Recognizing that the threat to NATO was significantly reduced with the end of the Cold War, the U.S. Congress mandated large reductions in the American military budget and American military troop strength based in Europe. From a Cold War high of 450,000 in the late 1980s, American troop strength in Europe was reduced to 100,000 by the mid-1990s.
In recent years, the U.S. Air Force has restructured itself to meet the emerging needs of the new world order, and stay at the forefront of airpower. While Third Air Force reduced its manpower by more than 40 percent, and the number of permanently based fighter aircraft by about 80 percent, the headquarters element for Third Air Force was also streamlined to reflect a shift in emphasis from management to operational command. Several Third Air Force units returned to the U.S., and several more were inactivated. Third Air Force returned many of its bases to the British Ministry of Defence, and scaled down operations at other places.

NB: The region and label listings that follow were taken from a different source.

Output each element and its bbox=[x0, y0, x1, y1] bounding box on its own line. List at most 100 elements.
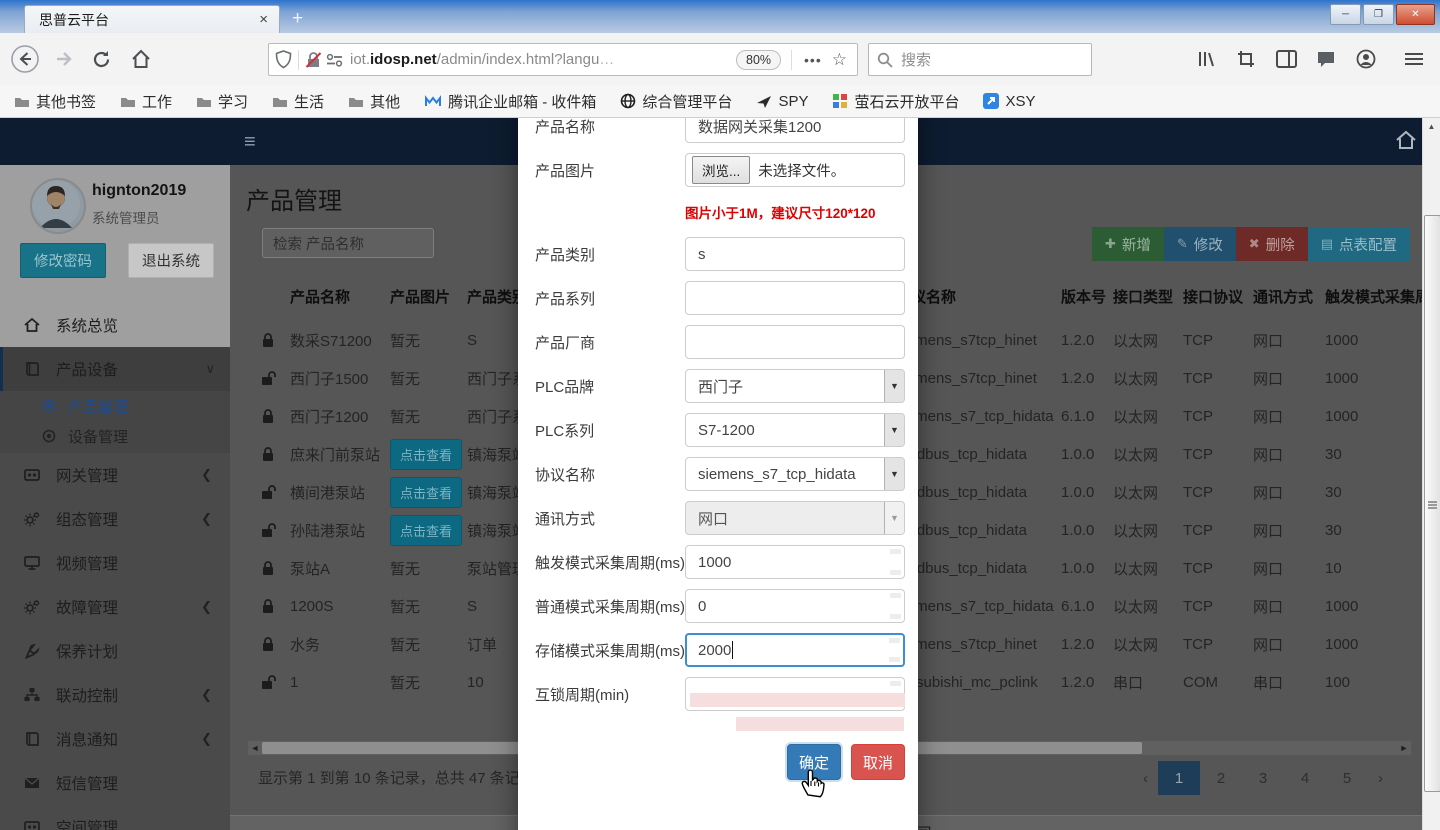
tab-close-icon[interactable]: × bbox=[256, 11, 271, 28]
chevron-down-icon[interactable]: ▼ bbox=[884, 370, 904, 402]
field-input-产品厂商[interactable] bbox=[685, 325, 905, 359]
sidebar-subitem-设备管理[interactable]: 设备管理 bbox=[0, 421, 230, 451]
next-page-button[interactable]: › bbox=[1368, 770, 1393, 787]
sidebar-item-系统总览[interactable]: 系统总览 bbox=[0, 303, 230, 347]
field-select-PLC品牌[interactable]: 西门子▼ bbox=[685, 369, 905, 403]
bookmark-item[interactable]: 其他书签 bbox=[14, 91, 96, 112]
view-image-button[interactable]: 点击查看 bbox=[390, 515, 462, 546]
field-select-PLC系列[interactable]: S7-1200▼ bbox=[685, 413, 905, 447]
column-header[interactable]: 通讯方式 bbox=[1253, 277, 1325, 315]
screenshot-crop-icon[interactable] bbox=[1232, 45, 1260, 73]
library-icon[interactable] bbox=[1192, 45, 1220, 73]
chevron-down-icon[interactable]: ▼ bbox=[884, 414, 904, 446]
bookmark-item[interactable]: 生活 bbox=[272, 91, 324, 112]
field-select-通讯方式[interactable]: 网口 ▼ bbox=[685, 501, 905, 535]
insecure-lock-icon[interactable] bbox=[305, 51, 323, 69]
field-select-协议名称[interactable]: siemens_s7_tcp_hidata▼ bbox=[685, 457, 905, 491]
browse-button[interactable]: 浏览... bbox=[692, 156, 750, 184]
window-close-button[interactable]: ✕ bbox=[1396, 4, 1435, 25]
account-icon[interactable] bbox=[1352, 45, 1380, 73]
bookmark-item[interactable]: 工作 bbox=[120, 91, 172, 112]
chevron-down-icon[interactable]: ▼ bbox=[884, 458, 904, 490]
reload-button[interactable] bbox=[84, 42, 118, 76]
column-header[interactable]: 产品名称 bbox=[290, 277, 390, 315]
back-button[interactable] bbox=[8, 42, 42, 76]
view-image-button[interactable]: 点击查看 bbox=[390, 439, 462, 470]
delete-button[interactable]: ✖删除 bbox=[1236, 227, 1308, 261]
sidebar-item-故障管理[interactable]: 故障管理 ❮ bbox=[0, 585, 230, 629]
field-input-产品名称[interactable]: 数据网关采集1200 bbox=[685, 118, 905, 143]
comment-bubble-icon[interactable] bbox=[1312, 45, 1340, 73]
browser-search-input[interactable]: 搜索 bbox=[868, 43, 1092, 76]
page-number-3[interactable]: 3 bbox=[1242, 761, 1284, 795]
scrollbar-up-icon[interactable]: ▲ bbox=[1423, 118, 1440, 135]
change-password-button[interactable]: 修改密码 bbox=[20, 243, 106, 278]
sidebar-item-组态管理[interactable]: 组态管理 ❮ bbox=[0, 497, 230, 541]
bookmark-item[interactable]: 其他 bbox=[348, 91, 400, 112]
field-input-产品系列[interactable] bbox=[685, 281, 905, 315]
browser-page-scrollbar[interactable]: ▲ bbox=[1422, 118, 1440, 830]
cancel-button[interactable]: 取消 bbox=[851, 744, 905, 780]
sidebar-item-短信管理[interactable]: 短信管理 bbox=[0, 761, 230, 805]
sidebar-item-保养计划[interactable]: 保养计划 bbox=[0, 629, 230, 673]
edit-button[interactable]: ✎修改 bbox=[1164, 227, 1236, 261]
column-header[interactable]: 接口类型 bbox=[1113, 277, 1183, 315]
field-file-产品图片[interactable]: 浏览...未选择文件。 bbox=[685, 153, 905, 187]
window-minimize-button[interactable]: ─ bbox=[1330, 4, 1361, 25]
field-input-触发模式采集周期(ms)[interactable]: 1000 bbox=[685, 545, 905, 579]
field-input-普通模式采集周期(ms)[interactable]: 0 bbox=[685, 589, 905, 623]
chevron-down-icon[interactable]: ▼ bbox=[884, 502, 904, 534]
zoom-level-badge[interactable]: 80% bbox=[736, 50, 781, 70]
select-value: 网口 bbox=[698, 508, 728, 529]
sidebar-item-消息通知[interactable]: 消息通知 ❮ bbox=[0, 717, 230, 761]
prev-page-button[interactable]: ‹ bbox=[1133, 770, 1158, 787]
page-actions-icon[interactable]: ••• bbox=[804, 52, 822, 68]
bookmark-item[interactable]: 学习 bbox=[196, 91, 248, 112]
bookmark-star-icon[interactable]: ☆ bbox=[832, 50, 847, 70]
column-header[interactable]: 版本号 bbox=[1061, 277, 1113, 315]
sidebar-item-视频管理[interactable]: 视频管理 bbox=[0, 541, 230, 585]
column-header[interactable]: 触发模式采集周期(ms) bbox=[1325, 277, 1423, 315]
bookmark-item[interactable]: 腾讯企业邮箱 - 收件箱 bbox=[424, 91, 596, 112]
home-button[interactable] bbox=[124, 42, 158, 76]
header-home-icon[interactable] bbox=[1395, 130, 1417, 150]
sidebar-item-网关管理[interactable]: 网关管理 ❮ bbox=[0, 453, 230, 497]
bookmark-item[interactable]: 萤石云开放平台 bbox=[832, 91, 959, 112]
page-scrollbar-thumb[interactable] bbox=[1424, 215, 1440, 792]
browser-tab[interactable]: 思普云平台 × bbox=[24, 5, 280, 33]
window-restore-button[interactable]: ❐ bbox=[1363, 4, 1394, 25]
page-number-5[interactable]: 5 bbox=[1326, 761, 1368, 795]
sidebar-item-产品设备[interactable]: 产品设备 ∨ bbox=[0, 347, 233, 391]
field-input-存储模式采集周期(ms)[interactable]: 2000 bbox=[685, 633, 905, 667]
scroll-left-icon[interactable]: ◄ bbox=[248, 743, 262, 753]
forward-button[interactable] bbox=[46, 42, 80, 76]
field-label: 普通模式采集周期(ms) bbox=[535, 596, 685, 617]
field-input-产品类别[interactable]: s bbox=[685, 237, 905, 271]
pointtable-button[interactable]: ▤点表配置 bbox=[1308, 227, 1410, 261]
shield-icon[interactable] bbox=[275, 50, 292, 69]
url-text[interactable]: iot.idosp.net/admin/index.html?langu… bbox=[350, 51, 732, 68]
add-button[interactable]: ✚新增 bbox=[1092, 227, 1164, 261]
sidebar-item-空间管理[interactable]: 空间管理 bbox=[0, 805, 230, 830]
product-search-input[interactable]: 检索 产品名称 bbox=[262, 228, 434, 258]
page-number-1[interactable]: 1 bbox=[1158, 761, 1200, 795]
sidebar-subitem-产品管理[interactable]: 产品管理 bbox=[0, 391, 230, 421]
logout-button[interactable]: 退出系统 bbox=[128, 243, 214, 278]
scroll-right-icon[interactable]: ► bbox=[1397, 743, 1411, 753]
sidebar-collapse-icon[interactable]: ≡ bbox=[244, 131, 256, 154]
page-number-2[interactable]: 2 bbox=[1200, 761, 1242, 795]
permissions-icon[interactable] bbox=[326, 53, 343, 67]
sidebar-item-label: 短信管理 bbox=[56, 772, 118, 794]
bookmark-item[interactable]: SPY bbox=[756, 93, 808, 110]
new-tab-button[interactable]: + bbox=[292, 8, 303, 30]
page-number-4[interactable]: 4 bbox=[1284, 761, 1326, 795]
column-header[interactable]: 接口协议 bbox=[1183, 277, 1253, 315]
sidebar-toggle-icon[interactable] bbox=[1272, 45, 1300, 73]
menu-hamburger-icon[interactable] bbox=[1400, 45, 1428, 73]
sidebar-item-联动控制[interactable]: 联动控制 ❮ bbox=[0, 673, 230, 717]
bookmark-item[interactable]: 综合管理平台 bbox=[620, 91, 732, 112]
column-header[interactable]: 协议名称 bbox=[896, 277, 1061, 315]
view-image-button[interactable]: 点击查看 bbox=[390, 477, 462, 508]
bookmark-item[interactable]: XSY bbox=[983, 93, 1035, 110]
url-bar[interactable]: iot.idosp.net/admin/index.html?langu… 80… bbox=[268, 43, 858, 76]
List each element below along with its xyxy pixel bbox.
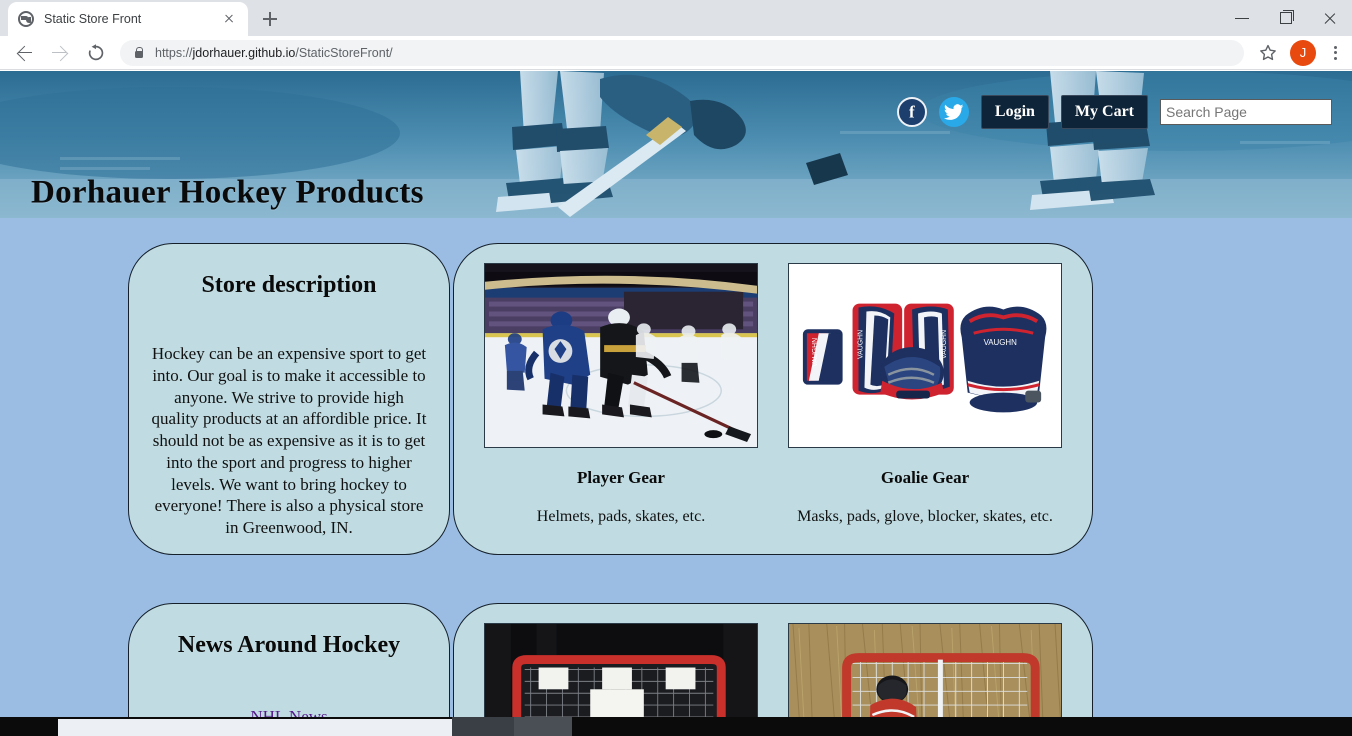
left-column: Store description Hockey can be an expen… (0, 243, 453, 717)
reload-icon[interactable] (80, 37, 112, 69)
forward-arrow-icon[interactable] (44, 37, 76, 69)
product-goalie-gear[interactable]: VAUGHN VAUGHN VAUGHN VAUGHN Goalie Gear … (788, 263, 1062, 526)
product-subtitle: Masks, pads, glove, blocker, skates, etc… (797, 508, 1053, 525)
site-header-banner: Dorhauer Hockey Products f Login My Cart… (0, 71, 1352, 218)
product-title: Goalie Gear (880, 468, 970, 487)
tab-title: Static Store Front (44, 12, 142, 26)
store-description-heading: Store description (201, 272, 377, 298)
products-card-2 (453, 603, 1093, 717)
svg-text:VAUGHN: VAUGHN (857, 330, 864, 359)
product-shooting-target[interactable] (484, 623, 758, 717)
url-scheme: https:// (155, 45, 193, 60)
browser-titlebar: Static Store Front (0, 0, 1352, 36)
login-button[interactable]: Login (980, 95, 1049, 129)
product-subtitle: Helmets, pads, skates, etc. (536, 508, 706, 525)
product-title: Player Gear (577, 468, 665, 487)
page-content: Store description Hockey can be an expen… (0, 218, 1352, 717)
page-title: Dorhauer Hockey Products (31, 174, 424, 211)
goalie-equipment-photo: VAUGHN VAUGHN VAUGHN VAUGHN (788, 263, 1062, 448)
browser-window: Static Store Front https://jdorhauer.git… (0, 0, 1352, 736)
globe-icon (18, 11, 34, 27)
facebook-icon[interactable]: f (896, 96, 927, 127)
kebab-menu-icon[interactable] (1324, 39, 1346, 67)
browser-tab[interactable]: Static Store Front (8, 2, 248, 36)
taskbar-app-icon[interactable] (452, 717, 514, 736)
page-viewport: Dorhauer Hockey Products f Login My Cart… (0, 71, 1352, 717)
right-column: Player Gear Helmets, pads, skates, etc. (453, 243, 1352, 717)
url-path: /StaticStoreFront/ (295, 45, 393, 60)
os-taskbar (0, 717, 1352, 736)
svg-text:VAUGHN: VAUGHN (941, 330, 948, 359)
product-outdoor-net[interactable] (788, 623, 1062, 717)
maximize-icon[interactable] (1264, 0, 1308, 36)
tab-close-icon[interactable] (220, 10, 238, 28)
back-arrow-icon[interactable] (8, 37, 40, 69)
content-row-1: Store description Hockey can be an expen… (0, 243, 1352, 717)
star-icon[interactable] (1254, 39, 1282, 67)
site-header-nav: f Login My Cart Search Page (896, 95, 1332, 129)
window-close-icon[interactable] (1308, 0, 1352, 36)
my-cart-button[interactable]: My Cart (1060, 95, 1148, 129)
news-heading: News Around Hockey (177, 632, 401, 658)
nhl-news-link[interactable]: NHL News (151, 707, 427, 717)
browser-toolbar: https://jdorhauer.github.io/StaticStoreF… (0, 36, 1352, 70)
window-controls (1220, 0, 1352, 36)
taskbar-segment (58, 719, 452, 736)
news-card: News Around Hockey NHL News (128, 603, 450, 717)
store-description-card: Store description Hockey can be an expen… (128, 243, 450, 555)
new-tab-button[interactable] (256, 5, 284, 33)
svg-text:VAUGHN: VAUGHN (984, 338, 1018, 347)
product-player-gear[interactable]: Player Gear Helmets, pads, skates, etc. (484, 263, 758, 526)
search-placeholder: Search Page (1166, 103, 1247, 120)
address-bar[interactable]: https://jdorhauer.github.io/StaticStoreF… (120, 39, 1244, 66)
store-description-text: Hockey can be an expensive sport to get … (151, 344, 427, 537)
svg-text:VAUGHN: VAUGHN (812, 338, 819, 367)
product-row-2 (483, 623, 1063, 717)
search-input[interactable]: Search Page (1160, 98, 1332, 125)
outdoor-goalie-net-photo (788, 623, 1062, 717)
twitter-icon[interactable] (938, 96, 969, 127)
lock-icon (132, 46, 145, 59)
product-row: Player Gear Helmets, pads, skates, etc. (483, 263, 1063, 526)
url-host: jdorhauer.github.io (192, 45, 296, 60)
minimize-icon[interactable] (1220, 0, 1264, 36)
products-card: Player Gear Helmets, pads, skates, etc. (453, 243, 1093, 555)
url-text: https://jdorhauer.github.io/StaticStoreF… (155, 46, 393, 60)
avatar[interactable]: J (1290, 39, 1316, 66)
hockey-players-game-photo (484, 263, 758, 448)
shooting-target-net-photo (484, 623, 758, 717)
facebook-letter: f (909, 102, 915, 122)
taskbar-app-icon-active[interactable] (514, 717, 572, 736)
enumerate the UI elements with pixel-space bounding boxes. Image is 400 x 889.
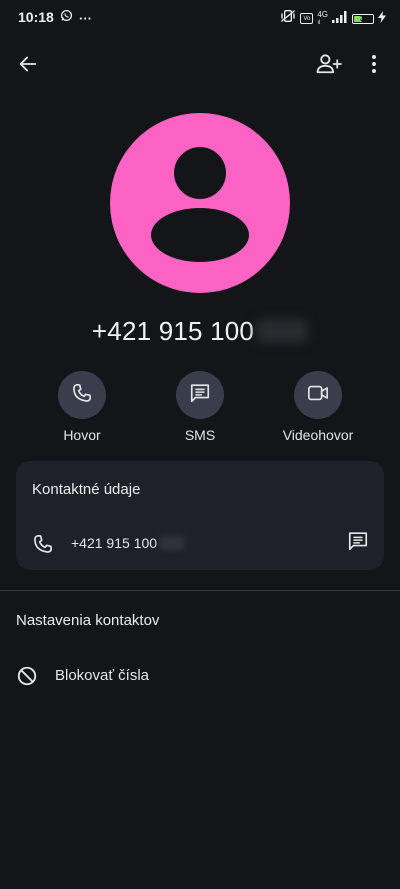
status-time: 10:18	[18, 9, 54, 25]
contact-avatar	[110, 113, 290, 293]
card-sms-button[interactable]	[342, 527, 374, 559]
phone-icon	[71, 382, 93, 409]
video-call-button[interactable]	[294, 371, 342, 419]
block-icon	[16, 665, 38, 687]
contact-info-card: Kontaktné údaje +421 915 100	[16, 461, 384, 570]
block-number-label: Blokovať čísla	[55, 667, 149, 684]
call-button[interactable]	[58, 371, 106, 419]
status-bar: 10:18 ··· Vo 4G ıl 3	[0, 0, 400, 36]
more-vert-icon	[371, 54, 377, 79]
action-call-label: Hovor	[63, 427, 101, 443]
status-overflow: ···	[79, 10, 92, 26]
contact-phone-title: +421 915 100	[0, 316, 400, 347]
contact-settings-title: Nastavenia kontaktov	[16, 612, 160, 629]
back-button[interactable]	[12, 50, 44, 82]
sms-button[interactable]	[176, 371, 224, 419]
vibrate-off-icon	[280, 9, 296, 28]
person-add-icon	[316, 53, 342, 80]
message-icon	[189, 382, 211, 409]
action-sms[interactable]: SMS	[150, 371, 250, 443]
redacted-digits	[256, 319, 309, 343]
person-silhouette-icon	[151, 147, 249, 262]
phone-icon	[32, 533, 54, 555]
signal-icon	[332, 10, 348, 28]
whatsapp-icon	[60, 9, 73, 27]
action-video-label: Videohovor	[282, 427, 354, 443]
arrow-left-icon	[17, 53, 39, 80]
action-call[interactable]: Hovor	[32, 371, 132, 443]
network-type: 4G ıl	[317, 9, 328, 26]
contact-info-title: Kontaktné údaje	[32, 481, 141, 498]
battery-icon: 3	[352, 13, 374, 24]
more-options-button[interactable]	[360, 50, 388, 82]
section-divider	[0, 590, 400, 591]
status-right-icons: Vo 4G ıl 3	[280, 9, 386, 28]
redacted-digits	[159, 536, 186, 550]
phone-title-text: +421 915 100	[91, 316, 255, 346]
message-icon	[347, 530, 369, 557]
status-left-icons: ···	[60, 9, 92, 27]
video-icon	[306, 382, 330, 409]
action-video[interactable]: Videohovor	[268, 371, 368, 443]
contact-phone-number[interactable]: +421 915 100	[71, 535, 186, 551]
block-number-item[interactable]: Blokovať čísla	[0, 650, 400, 702]
contact-phone-number-text: +421 915 100	[71, 535, 158, 551]
charging-icon	[378, 10, 386, 28]
add-contact-button[interactable]	[312, 50, 346, 82]
action-sms-label: SMS	[184, 427, 216, 443]
volte-icon: Vo	[300, 13, 314, 24]
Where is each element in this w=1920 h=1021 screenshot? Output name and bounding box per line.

In March 1996, Headquarters USAFE announced a major reorganization of its numbered air forces. The announcement included news of the inactivation of 17th Air Force, currently based at Sembach AB, Germany, and the transfer of responsibility for overseeing all U.S. Air Force units north of the Alps to Third Air Force. .
As a result of the changes, Third Air Force grew substantially, taking on two main operating bases, Ramstein AB and Spangdahlem AB, both in Germany, and five geographically separated units. All together, the "new" Third Air Force is composed of more than 25,000 military people, and more than 35,000 family members. In terms of numbers of aircraft, Third Air Force now has more than 200, including KC-135 and F-15 aircraft at our bases in England, and A-10, F-16, C-9, C-20, C-21 and C-130E aircraft at our bases in Germany.
In addition to a larger area of responsibility, the command reorganization also brought about a subtle change in the mission of the Third Air Force headquarters element. Third Air Force was tasked to take a more active role in the leadership of operational contingencies, and provide trained staff to lead or augment joint and combined task force headquarters elements.